Os partidos de direita apresentam-se a estas eleições com um discurso simples sobre a economia portuguesa. Afirmam que Portugal tem tido um crescimento medíocre comparado com os países do Leste europeu, que eram pobres e hoje são mais ricos que nós. E que essa diferença se deve às políticas adoptadas: liberais naqueles países, “socialistas” aqui. Logo, segundo a direita, é preciso liberalizar, privatizar e desregulamentar para Portugal crescer.

Este discurso é simples e eficaz. É também errado, por cinco razões.

1. O desempenho das economias de Leste é menos diferente do português do que parece

As economias não crescem sempre ao mesmo ritmo – há momentos em que aceleram, outros em que abrandam. Nas economias menos avançadas, as acelerações devem-se quase sempre a factores externos e nem sempre são virtuosas.

Na UE, todos os novos Estados membros passaram por um período de rápido crescimento económico nos anos que se seguiram à integração. Tal deve-se a três motivos principais: a abundância de fundos de coesão, a liberalização dos movimentos financeiros internacionais e os fluxos de investimento estrangeiro (que exploram as novas oportunidades de investimento e de produção a baixos custos).

Isto aconteceu também a Portugal na década e meia que se seguiu à entrada na então CEE, em 1986. A este nível, Portugal não compara nada mal com os oito países da Europa de Leste que aderiram à UE em 2004: destes, só a Polónia teve uma taxa anual de crescimento superior à portuguesa nos 15 anos posteriores à integração europeia (ver gráfico).

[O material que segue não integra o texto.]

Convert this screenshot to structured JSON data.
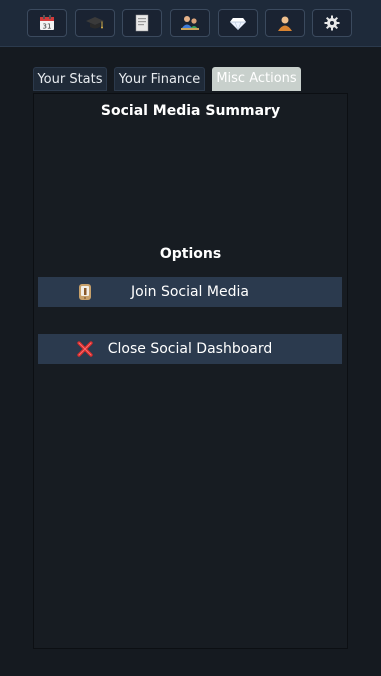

O problema vem depois – e não é por acaso. À medida que os rendimentos médios aumentam, o montante de fundos europeus diminui e as vantagens competitivas associadas aos baixos custos também. Os fluxos de financiamento externo invertem-se, então: se no início o capital entra para emprestar a juros baixos e investir em diferentes actividades, na fase seguinte o capital sai sob a forma de lucros, juros e amortização dos empréstimos entretanto contraídos. Quem julga que os elevados ritmos de crescimento dos países de Leste se vão manter ad eaternum enquanto a economia portuguesa estagna não presta muita atenção à história do crescimento económico.

2. Os países de Leste tinham condições para crescer que nada têm que ver com “medidas liberais”

A direita defende que o rápido crescimento dos países do Leste europeu se deve a políticas liberais, em particular impostos baixos e um Estado de dimensões reduzida. Qualquer explicação para o crescimento económico que se baseia num único factor é de desconfiar – se assim fosse, os economistas não andavam há 250 anos a tentar compreender o fenómeno. Neste caso concreto, a explicação apresentada esquece alguns dos elementos essenciais.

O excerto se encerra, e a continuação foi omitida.